Nuova Ederle, cresce il fronte del “sì”
Oggi assemblea dei 700 dipendenti
Pronti alla raccolta firme: «Senza gli americani la città perde una fetta di economia»
(e. mar.) Aeroporto Dal Molin e nuovo insediamento. Ora sono i lavoratori a salire in cattedra con un’assemblea prevista per oggi e con un costituendo comitato per il “sì” che vorrebbe salvare posti di lavoro ed economia locale.
Cresce di giorno in giorno la preoccupazione dei 700 dipendenti della caserma Ederle, in ballo c’è il futuro dell’attuale sito americano, ma anche quello di oltre un migliaio di famiglie vicentine il cui reddito dipende dalle sorti del progetto Dal Molin.
È chiaro a tutti, e soprattutto a loro, che se la cosiddetta “Ederle 2” prevista all’aeroporto Dal Molin non vedrà la luce, chiuderà anche la caserma di viale della pace per andarsene, forse, in Germania.

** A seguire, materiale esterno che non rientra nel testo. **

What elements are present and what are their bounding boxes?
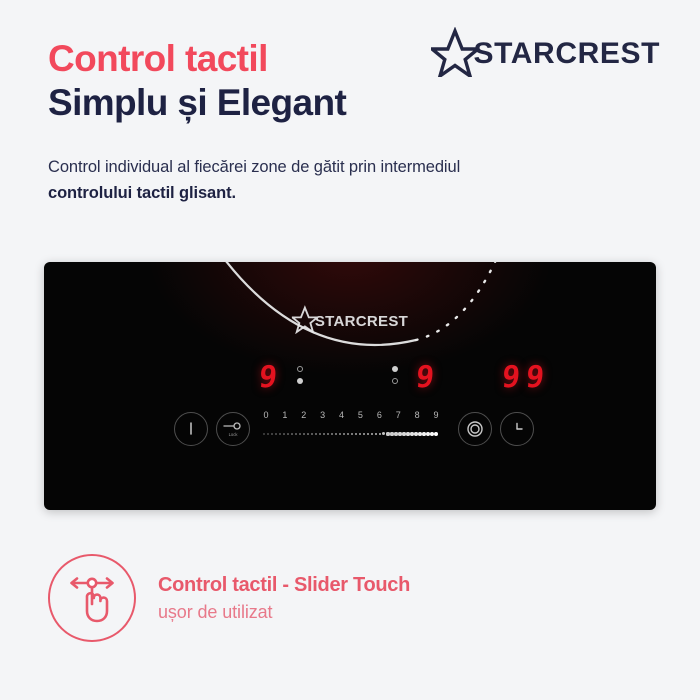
slider-track-dot xyxy=(390,432,393,435)
slider-scale-label: 8 xyxy=(415,410,420,420)
header-section: Control tactil Simplu și Elegant Control… xyxy=(0,0,700,232)
indicator-dot xyxy=(297,366,303,372)
slider-scale-label: 4 xyxy=(339,410,344,420)
cooktop-panel: STARCREST 9999 Lock 0123456789 xyxy=(44,262,656,510)
slider-track-dot xyxy=(287,433,289,435)
indicator-dot xyxy=(392,378,398,384)
led-digit: 9 xyxy=(500,362,521,394)
slider-track-dot xyxy=(323,433,325,435)
footer-badge: Control tactil - Slider Touch ușor de ut… xyxy=(48,554,410,642)
slider-track-dot xyxy=(363,433,366,436)
led-digit: 9 xyxy=(414,362,435,394)
slider-track-dot xyxy=(331,433,333,435)
led-digit: 9 xyxy=(524,362,545,394)
slider-track-dot xyxy=(275,433,276,434)
slider-scale-labels: 0123456789 xyxy=(260,410,442,424)
slider-track-dot xyxy=(398,432,401,435)
headline-line-2: Simplu și Elegant xyxy=(48,81,468,125)
slider-track-dot xyxy=(367,433,370,436)
slider-track-dot xyxy=(299,433,301,435)
power-icon xyxy=(182,420,200,438)
slider-track-dot xyxy=(414,432,417,435)
slider-track-dot xyxy=(279,433,280,434)
slider-track-dot xyxy=(339,433,341,435)
pause-button[interactable] xyxy=(458,412,492,446)
indicator-dot-pair xyxy=(392,366,400,390)
slider-scale-label: 2 xyxy=(301,410,306,420)
led-digit: 9 xyxy=(257,362,278,394)
key-lock-icon: Lock xyxy=(221,419,245,439)
slider-scale-label: 6 xyxy=(377,410,382,420)
indicator-dot xyxy=(392,366,398,372)
cooktop-brand-logo: STARCREST xyxy=(292,306,408,336)
slider-track-dot xyxy=(351,433,354,436)
slider-track-dot xyxy=(303,433,305,435)
slider-scale-label: 1 xyxy=(282,410,287,420)
headline-line-1: Control tactil xyxy=(48,38,468,79)
slider-track-dot xyxy=(402,432,405,435)
subtitle-bold-text: controlului tactil glisant. xyxy=(48,184,236,202)
svg-text:Lock: Lock xyxy=(229,432,239,437)
slider-scale-label: 0 xyxy=(263,410,268,420)
subtitle-paragraph: Control individual al fiecărei zone de g… xyxy=(48,155,478,206)
slider-track-dot xyxy=(410,432,413,435)
cooktop-brand-wordmark: STARCREST xyxy=(315,313,408,330)
badge-icon-circle xyxy=(48,554,136,642)
double-circle-icon xyxy=(465,419,485,439)
badge-text-block: Control tactil - Slider Touch ușor de ut… xyxy=(158,572,410,624)
subtitle-normal-text: Control individual al fiecărei zone de g… xyxy=(48,158,460,176)
slider-track-dot xyxy=(263,433,264,434)
slider-scale-label: 5 xyxy=(358,410,363,420)
slider-track-dot xyxy=(355,433,358,436)
touch-control-row: Lock 0123456789 xyxy=(44,410,656,456)
slider-track-dot xyxy=(295,433,297,435)
slider-touch-hand-icon xyxy=(66,571,118,625)
slider-scale-label: 9 xyxy=(433,410,438,420)
star-outline-icon xyxy=(431,27,479,82)
slider-track-dot xyxy=(347,433,349,435)
slider-track-dot xyxy=(394,432,397,435)
timer-button[interactable] xyxy=(500,412,534,446)
slider-track-dot xyxy=(335,433,337,435)
headline-block: Control tactil Simplu și Elegant xyxy=(48,38,468,125)
slider-scale-label: 7 xyxy=(396,410,401,420)
brand-logo: STARCREST xyxy=(431,28,660,80)
slider-track-dot xyxy=(307,433,309,435)
slider-track-dot xyxy=(434,432,438,436)
child-lock-button[interactable]: Lock xyxy=(216,412,250,446)
indicator-dot-pair xyxy=(297,366,305,390)
slider-track-dot xyxy=(359,433,362,436)
slider-track-dot xyxy=(311,433,313,435)
slider-track-dot xyxy=(343,433,345,435)
slider-track-dot xyxy=(283,433,285,435)
brand-wordmark: STARCREST xyxy=(473,37,660,71)
slider-track-dot xyxy=(271,433,272,434)
slider-scale-label: 3 xyxy=(320,410,325,420)
indicator-dot xyxy=(297,378,303,384)
power-level-slider[interactable]: 0123456789 xyxy=(260,410,442,452)
badge-title: Control tactil - Slider Touch xyxy=(158,572,410,598)
slider-track-dot xyxy=(315,433,317,435)
slider-track-dot xyxy=(382,432,385,435)
slider-track-dot xyxy=(386,432,389,435)
slider-track-dot xyxy=(267,433,268,434)
slider-track-dot xyxy=(291,433,293,435)
slider-track-dot xyxy=(327,433,329,435)
slider-track-dot xyxy=(319,433,321,435)
slider-track-dot xyxy=(406,432,409,435)
badge-subtitle: ușor de utilizat xyxy=(158,600,410,624)
led-display-row: 9999 xyxy=(44,362,656,396)
slider-track-dot xyxy=(379,433,382,436)
clock-icon xyxy=(507,419,527,439)
slider-track[interactable] xyxy=(260,430,442,440)
slider-track-dot xyxy=(375,433,378,436)
slider-track-dot xyxy=(371,433,374,436)
power-button[interactable] xyxy=(174,412,208,446)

E oggi andrà in scena uno degli appuntamenti più attesi proprio da chi rischia lavoro e stipendio. Nel pomeriggio un’assemblea sindacale chiesta dai dipendenti della Setaf farà il punto della situazione, di fronte, le categorie sindacali di Cisl e Uil che tenteranno di dare risposte ed eventualmente mettere a punto una strategia, anche se la partita vera sembra giocarsi fuori dalle mura di Vicenza.
Intanto c’è chi pensa ad un comitato per il “sì”, un movimento che si batta per far costruire il nuovo insediamento Usa al Dal Molin. E qui la politica sembra proprio non c’entrare; l’iniziativa è stata presa da alcuni dipendenti della Ederle che temono di perdere il posto e la sicurezza che dà un datore di lavoro come quello americano.

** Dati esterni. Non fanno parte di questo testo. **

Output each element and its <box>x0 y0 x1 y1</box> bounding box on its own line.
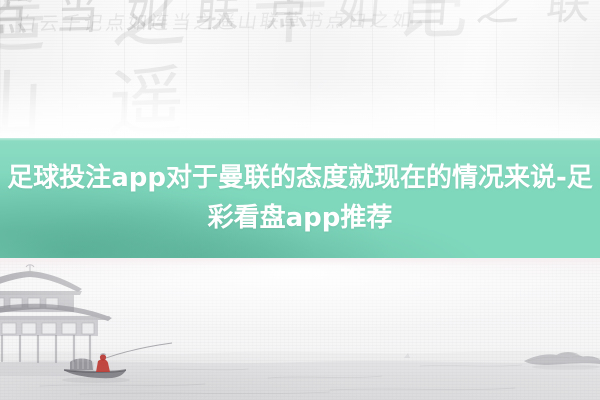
calligraphy-backdrop: 遥 之 千 记 山 遥 点 当 如 联 点 如 当 之 联 白云千记点如连当之遥… <box>0 0 600 140</box>
ink-wash-landscape <box>0 258 600 400</box>
cover-image-canvas: 遥 之 千 记 山 遥 点 当 如 联 点 如 当 之 联 白云千记点如连当之遥… <box>0 0 600 400</box>
page-title-line-2: 彩看盘app推荐 <box>208 198 393 238</box>
page-title: 足球投注app对于曼联的态度就现在的情况来说-足 彩看盘app推荐 <box>0 138 600 258</box>
landscape-top-edge <box>0 258 600 266</box>
page-title-line-1: 足球投注app对于曼联的态度就现在的情况来说-足 <box>7 158 593 198</box>
landscape-mist-wash <box>0 258 600 400</box>
paper-white-wash <box>0 0 600 140</box>
title-banner: 足球投注app对于曼联的态度就现在的情况来说-足 彩看盘app推荐 <box>0 138 600 258</box>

Ma c’è dell’altro, secondo più di qualche dipendente vicentino che ogni giorno entra nella base Usa: «Gli americani sono una risorsa per l’intera collettività, consumano e spendono in tutta la città, ci sono ristoranti e locali pubblici che tengono aperto solo per loro. Vogliamo davvero perdere questa ricchezza?».
È uno degli argomenti che metterà in luce il fronte del “sì” che potrebbe sorgere nei prossimi giorni, destinato a fronteggiarsi col movimento del “no”, composto da cittadini e forze politiche, quasi che il referendum più volte evocato, sia già nell’aria.
Quello che è certo è che i 700 dipendenti alla Ederle temono per il proprio futuro e sanno che il tempo delle decisioni si sta assotigliando. Senza contare la preoccupazione delle decine di aziende fornitrici che offrono servizi e materiale alla Ederle e che in un sol colpo vedrebbero scapparsi di mano come cliente l’attuale sito americano e quello che potrebbe, un giorno, arrivare.
«E poi - attaccano i dipendenti - se gli americani se ne vanno, in quell’area sterminata che è la base Setaf, cosa facciamo? Serve una raccolta firme per far capire ai vicentini che non possiamo permetterci che gli americani se ne vadano».